The walk between the observatory and the house was partly along a beautiful planet walk installed by the observatory. They host regular public tours when visitors can explore this walk, as well as the historic telescope and other instruments on the site (although unfortunately not the Galileo house). 


It was a nice visit, and has inspired me to re-read Dava Sobel's "Galileo's Daughter" which is about his time in this house, and well worth a read. 

1 comment:

  1. What is Galileo is doing tonight? My hope would be that the great man is resting in peace and that his head is not spinning in his grave. How, now, can Galileo possibly have peace? So few scientists speak out clearly and loudly regarding whatsoever they believe to be true about at least one root cause of the distinctly human-driven global predicament looming so ominously before humanity: human population dynamics/overpopulation of Earth. The human community could soon be confronted by multiple global ecological threats to future human wellbeing and environmental health that appear to result directly from the unbridled overproduction, overconsumption and overpopulation activities of the human species now overspreading the Earth and threatening to ravage the planetary home we are blessed us to inhabit? Many too many leaders and a predominant coterie of the 'brightest and best’ experts are choosing to remain silent rather than acknowledge science. Please consider how the elective mutism of so many of the most fortunate and knowledgeable elders among us could be contributing mightily to the ruination of Earth and its environs as a fit place for human habitation.

    Where are the intelligent leaders and established professionals with appropriate expertise who will stop colluding in silence, who are willing to examine and report on science that exists in the form of solid, uncontested research? Look at the dismaying disarray in which we find ourselves now and how far we have to travel in a short time to move the human family away from precipitating some unimaginable sort of global ecological wreckage. What would the world we inhabit look like if scientists like Galileo had chosen not to disclose science and instead adopt a code of silence? In such circumstances Galileo as well as scientists today would speak only about scientific evidence that the super-rich and most powerful people of the day believe to be politically convenient, religiously tolerable, economically expedient, socially correct and culturally prescribed.
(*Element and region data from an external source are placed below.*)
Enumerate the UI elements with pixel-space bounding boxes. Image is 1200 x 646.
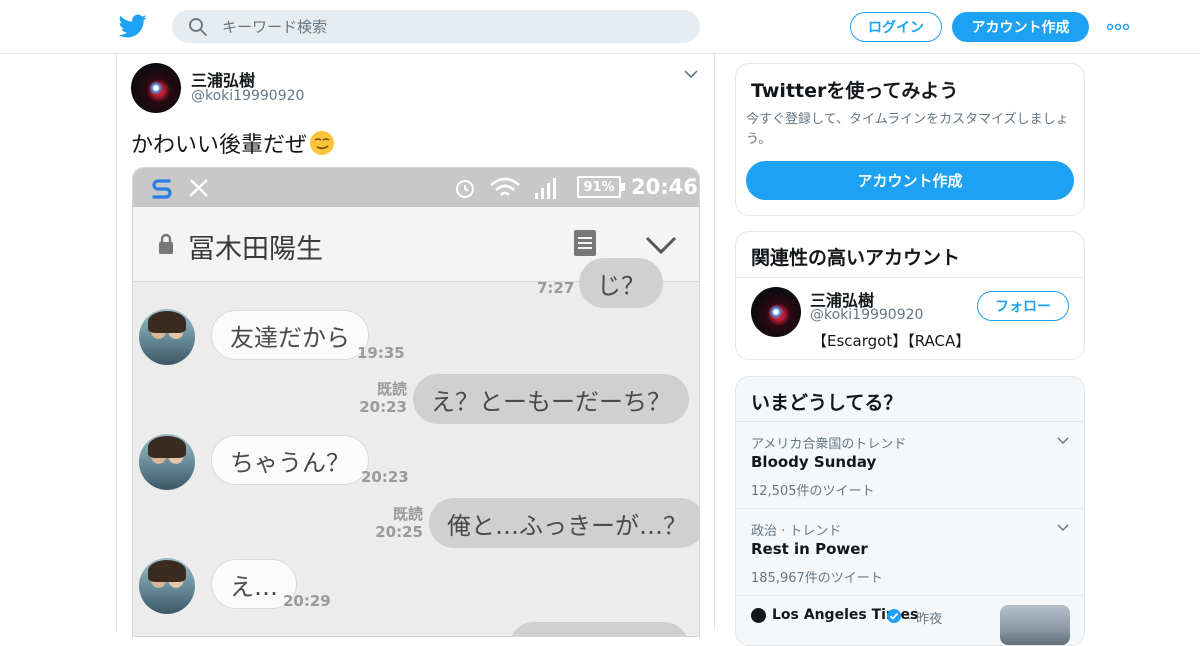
message-bubble-in: 友達だから (211, 310, 369, 360)
battery-indicator: 91% (577, 176, 625, 198)
note-icon (574, 230, 596, 256)
search-input[interactable] (222, 10, 682, 43)
search-icon (189, 18, 207, 36)
tweet-attached-image[interactable]: 91% 20:46 冨木田陽生 じ？ 7:27 友達だから 19:35 既読 2… (132, 167, 700, 637)
read-receipt: 既読 (392, 505, 423, 523)
alarm-icon (456, 180, 474, 198)
top-bar: ログイン アカウント作成 (0, 0, 1200, 54)
tweet-text: かわいい後輩だぜ (131, 127, 335, 159)
signal-icon (535, 178, 556, 199)
related-accounts-title: 関連性の高いアカウント (751, 247, 961, 269)
message-bubble-out: 俺と…ふっきーが…？ (429, 498, 699, 548)
message-bubble-in: ちゃうん？ (211, 435, 369, 485)
follow-button[interactable]: フォロー (977, 291, 1069, 321)
news-source-logo (751, 608, 766, 623)
chat-contact-name: 冨木田陽生 (188, 234, 323, 265)
divider (736, 421, 1084, 422)
search-bar (172, 10, 700, 43)
chevron-down-icon (645, 236, 677, 255)
message-time: 20:23 (359, 398, 407, 416)
verified-badge-icon (887, 609, 901, 623)
smirking-face-emoji-icon (310, 131, 335, 155)
tweet-column: 三浦弘樹 @koki19990920 かわいい後輩だぜ 91% 20:46 冨木… (116, 54, 715, 637)
author-avatar[interactable] (131, 63, 181, 113)
signup-card-button[interactable]: アカウント作成 (746, 161, 1074, 200)
divider (736, 595, 1084, 596)
divider (736, 508, 1084, 509)
divider (736, 277, 1084, 278)
trend-tweet-count: 185,967件のツイート (751, 571, 883, 586)
trend-name[interactable]: Rest in Power (751, 540, 868, 558)
tools-icon (189, 179, 208, 197)
wifi-icon (490, 177, 520, 196)
contact-avatar (139, 558, 195, 614)
trend-category: アメリカ合衆国のトレンド (751, 437, 907, 452)
app-s-icon (152, 179, 172, 199)
contact-avatar (139, 309, 195, 365)
message-time: 20:29 (283, 592, 331, 610)
signup-card: Twitterを使ってみよう 今すぐ登録して、タイムラインをカスタマイズしましょ… (735, 63, 1085, 216)
login-button[interactable]: ログイン (850, 12, 942, 42)
related-account-handle[interactable]: @koki19990920 (810, 307, 923, 323)
chevron-down-icon[interactable] (1056, 436, 1070, 446)
message-time: 19:35 (357, 344, 405, 362)
lock-icon (159, 233, 173, 254)
signup-card-title: Twitterを使ってみよう (751, 80, 959, 102)
signup-button[interactable]: アカウント作成 (952, 12, 1089, 42)
news-timestamp: · 昨夜 (908, 612, 943, 627)
tweet-text-body: かわいい後輩だぜ (131, 133, 308, 158)
twitter-bird-icon[interactable] (118, 12, 148, 40)
message-time: 7:27 (537, 279, 575, 297)
author-handle[interactable]: @koki19990920 (191, 88, 304, 104)
read-receipt: 既読 (376, 380, 407, 398)
related-account-avatar[interactable] (751, 287, 801, 337)
message-time: 20:25 (375, 523, 423, 541)
contact-avatar (139, 434, 195, 490)
chat-messages: じ？ 7:27 友達だから 19:35 既読 20:23 え？とーもーだーち？ … (133, 258, 699, 636)
trends-title: いまどうしてる？ (751, 392, 903, 414)
message-bubble-out: じ？ (579, 258, 663, 308)
signup-card-description: 今すぐ登録して、タイムラインをカスタマイズしましょう。 (746, 112, 1069, 147)
message-bubble-out: え？とーもーだーち？ (413, 374, 689, 424)
chevron-down-icon[interactable] (683, 68, 699, 80)
message-time: 20:23 (361, 468, 409, 486)
more-options-icon[interactable] (1106, 20, 1130, 34)
trend-category: 政治 · トレンド (751, 524, 842, 539)
trends-card: いまどうしてる？ アメリカ合衆国のトレンド Bloody Sunday 12,5… (735, 376, 1085, 646)
phone-clock: 20:46 (631, 175, 698, 199)
trend-tweet-count: 12,505件のツイート (751, 484, 875, 499)
chevron-down-icon[interactable] (1056, 523, 1070, 533)
phone-status-bar: 91% 20:46 (133, 168, 699, 207)
trend-name[interactable]: Bloody Sunday (751, 453, 876, 471)
related-account-bio: 【Escargot】【RACA】 (812, 332, 971, 350)
news-thumbnail[interactable] (1000, 605, 1070, 645)
related-accounts-card: 関連性の高いアカウント 三浦弘樹 @koki19990920 【Escargot… (735, 231, 1085, 360)
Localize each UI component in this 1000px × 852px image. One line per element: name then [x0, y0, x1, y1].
By so doing, Galileo and modern-day scientists would effectively breach their responsibilities to science and duties to humanity to tell the truth as they see it, as best they can report it.
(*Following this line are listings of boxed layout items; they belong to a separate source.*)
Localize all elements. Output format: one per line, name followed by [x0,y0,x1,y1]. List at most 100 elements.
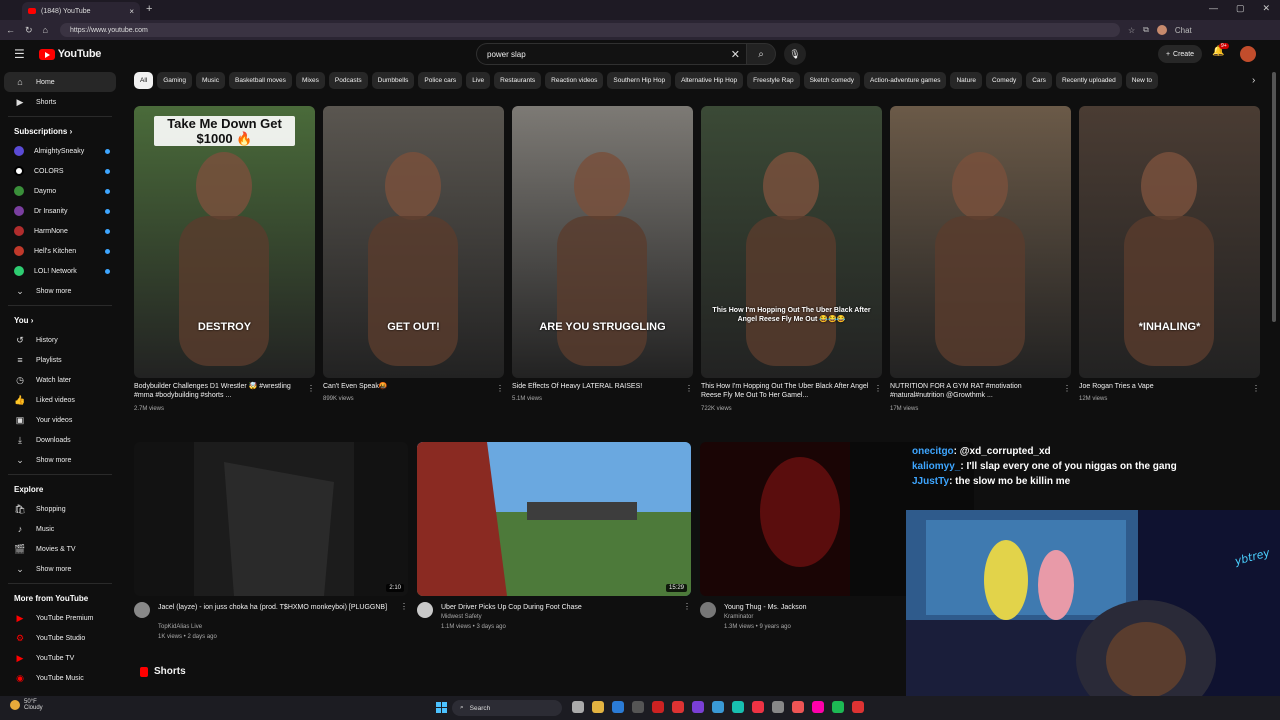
short-title[interactable]: Side Effects Of Heavy LATERAL RAISES! [512,382,682,391]
minimize-icon[interactable]: — [1209,3,1218,14]
sidebar-item-shopping[interactable]: 🛍 Shopping [0,499,120,519]
sidebar-item-subscription[interactable]: HarmNone [0,221,120,241]
video-thumbnail[interactable]: 2:10 [134,442,408,596]
scrollbar[interactable] [1272,72,1276,322]
sidebar-item-subscription[interactable]: COLORS [0,161,120,181]
close-tab-icon[interactable]: × [129,7,134,16]
short-title[interactable]: Joe Rogan Tries a Vape [1079,382,1249,391]
video-title[interactable]: Jacel (layze) - ion juss choka ha (prod.… [158,603,408,612]
notifications-button[interactable]: 🔔 9+ [1212,43,1229,57]
short-thumbnail[interactable]: This How I'm Hopping Out The Uber Black … [701,106,882,378]
sidebar-item-subscription[interactable]: Dr Insanity [0,201,120,221]
more-options-icon[interactable]: ⋮ [1063,384,1071,393]
filter-chip[interactable]: Freestyle Rap [747,72,800,89]
filter-chip[interactable]: Dumbbells [371,72,415,89]
sidebar-item-history[interactable]: ↺ History [0,330,120,350]
filter-chip[interactable]: Reaction videos [545,72,604,89]
sidebar-item-your-videos[interactable]: ▣ Your videos [0,410,120,430]
twitch-icon[interactable] [692,701,704,713]
search-button[interactable]: ⌕ [746,43,776,65]
you-heading[interactable]: You › [0,310,120,330]
short-thumbnail[interactable]: Take Me Down Get $1000 🔥 DESTROY [134,106,315,378]
extensions-icon[interactable]: ⧉ [1143,25,1149,35]
show-more-subscriptions[interactable]: ⌄ Show more [0,281,120,301]
sidebar-item-movies[interactable]: 🎬 Movies & TV [0,539,120,559]
app-icon[interactable] [652,701,664,713]
short-card[interactable]: NUTRITION FOR A GYM RAT #motivation #nat… [890,106,1071,412]
short-thumbnail[interactable]: *INHALING* [1079,106,1260,378]
app-icon[interactable] [812,701,824,713]
more-options-icon[interactable]: ⋮ [1252,384,1260,393]
back-icon[interactable]: ← [6,25,15,36]
filter-chip[interactable]: Police cars [418,72,463,89]
sidebar-item-yt-music[interactable]: ◉ YouTube Music [0,668,120,688]
taskbar-search[interactable]: ⌕ Search [452,700,562,716]
filter-chip[interactable]: Sketch comedy [803,72,860,89]
sidebar-item-subscription[interactable]: AlmightySneaky [0,141,120,161]
filter-chip[interactable]: All [134,72,154,89]
channel-avatar[interactable] [417,602,433,618]
sidebar-item-playlists[interactable]: ≡ Playlists [0,350,120,370]
channel-avatar[interactable] [134,602,150,618]
sidebar-item-downloads[interactable]: ⤓ Downloads [0,430,120,450]
menu-icon[interactable]: ☰ [14,47,25,61]
short-title[interactable]: NUTRITION FOR A GYM RAT #motivation #nat… [890,382,1060,400]
sidebar-item-studio[interactable]: ⚙ YouTube Studio [0,628,120,648]
sidebar-item-premium[interactable]: ▶ YouTube Premium [0,608,120,628]
app-icon[interactable] [852,701,864,713]
filter-chip[interactable]: Action-adventure games [864,72,947,89]
new-tab-icon[interactable]: + [146,3,152,15]
close-window-icon[interactable]: ✕ [1262,3,1270,14]
edge-icon[interactable] [732,701,744,713]
youtube-logo[interactable]: YouTube [38,48,101,60]
filter-chip[interactable]: Live [466,72,491,89]
filter-chip[interactable]: Southern Hip Hop [607,72,672,89]
filter-chip[interactable]: Nature [950,72,982,89]
video-card[interactable]: 2:10 Jacel (layze) - ion juss choka ha (p… [134,442,408,640]
short-thumbnail[interactable] [890,106,1071,378]
short-card[interactable]: This How I'm Hopping Out The Uber Black … [701,106,882,412]
short-card[interactable]: Take Me Down Get $1000 🔥 DESTROY Bodybuild… [134,106,315,412]
browser-tab[interactable]: (1848) YouTube × [22,2,140,20]
url-field[interactable]: https://www.youtube.com [59,23,1120,37]
filter-chip[interactable]: Gaming [157,72,192,89]
subscriptions-heading[interactable]: Subscriptions › [0,121,120,141]
avatar[interactable] [1240,46,1256,62]
app-icon[interactable] [792,701,804,713]
chevron-right-icon[interactable]: › [1252,75,1255,86]
video-card[interactable]: 15:29 Uber Driver Picks Up Cop During Foo… [417,442,691,630]
show-more-explore[interactable]: ⌄ Show more [0,559,120,579]
reload-icon[interactable]: ↻ [25,25,33,36]
sidebar-item-watch-later[interactable]: ◷ Watch later [0,370,120,390]
more-options-icon[interactable]: ⋮ [685,384,693,393]
chrome-icon[interactable] [712,701,724,713]
sidebar-item-home[interactable]: ⌂ Home [4,72,116,92]
channel-avatar[interactable] [700,602,716,618]
more-options-icon[interactable]: ⋮ [874,384,882,393]
channel-name[interactable]: TopKidAlias Live [158,624,202,630]
create-button[interactable]: + Create [1158,45,1202,63]
channel-name[interactable]: Kraminator [724,614,753,620]
sidebar-item-subscription[interactable]: LOL! Network [0,261,120,281]
filter-chip[interactable]: Recently uploaded [1055,72,1122,89]
more-options-icon[interactable]: ⋮ [496,384,504,393]
home-browser-icon[interactable]: ⌂ [43,25,48,36]
obs-icon[interactable] [632,701,644,713]
voice-search-button[interactable]: 🎙 [784,43,806,65]
filter-chip[interactable]: Mixes [295,72,325,89]
show-more-you[interactable]: ⌄ Show more [0,450,120,470]
youtube-app-icon[interactable] [672,701,684,713]
short-title[interactable]: Can't Even Speak🤬 [323,382,493,391]
spotify-icon[interactable] [832,701,844,713]
video-title[interactable]: Uber Driver Picks Up Cop During Foot Cha… [441,603,691,612]
short-thumbnail[interactable]: GET OUT! [323,106,504,378]
filter-chip[interactable]: Music [196,72,225,89]
app-icon[interactable] [752,701,764,713]
filter-chip[interactable]: Basketball moves [228,72,292,89]
sidebar-item-liked[interactable]: 👍 Liked videos [0,390,120,410]
filter-chip[interactable]: Restaurants [494,72,542,89]
sidebar-item-shorts[interactable]: ▶ Shorts [0,92,120,112]
windows-start-icon[interactable] [436,702,447,713]
more-options-icon[interactable]: ⋮ [683,602,691,611]
channel-name[interactable]: Midwest Safety [441,614,482,620]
    Heretofore hesitant and inert scientists are called upon now to follow the good example of Galileo. The politically correct silence of so many knowledgeable but apparently dumbstruck experts on one hand as well as the incessant mass media jabber of sycophants and other minions of wealthy power brokers on the other hand could be killing the world we inhabit as well as life as we know it. Most scientists have not actively engaged in inimical ‘sins of commission’, as have many too many deceitful, chattering experts; and yet too many scientists on our watch have chosen to maintain their silence by not speaking out ‘as if each one was a million voices’. It appears scientists have been and continue willfully to deny the best available scientific evidence that specifically relates to human population dynamics. Is their collusion to remain electively mute correctly described as a sin of omission or a lie of silence? If science does not overcome silence, then much of the world the human community believes we are preserving and protecting will be irreversibly degraded and relentlessly dissipated, if not destroyed outright. Surely, truthful empirical reports from intellectually honest and moral courageous scientists regarding the population dynamics of the human species and the human overpopulation of Earth will give Galileo Galilei peace.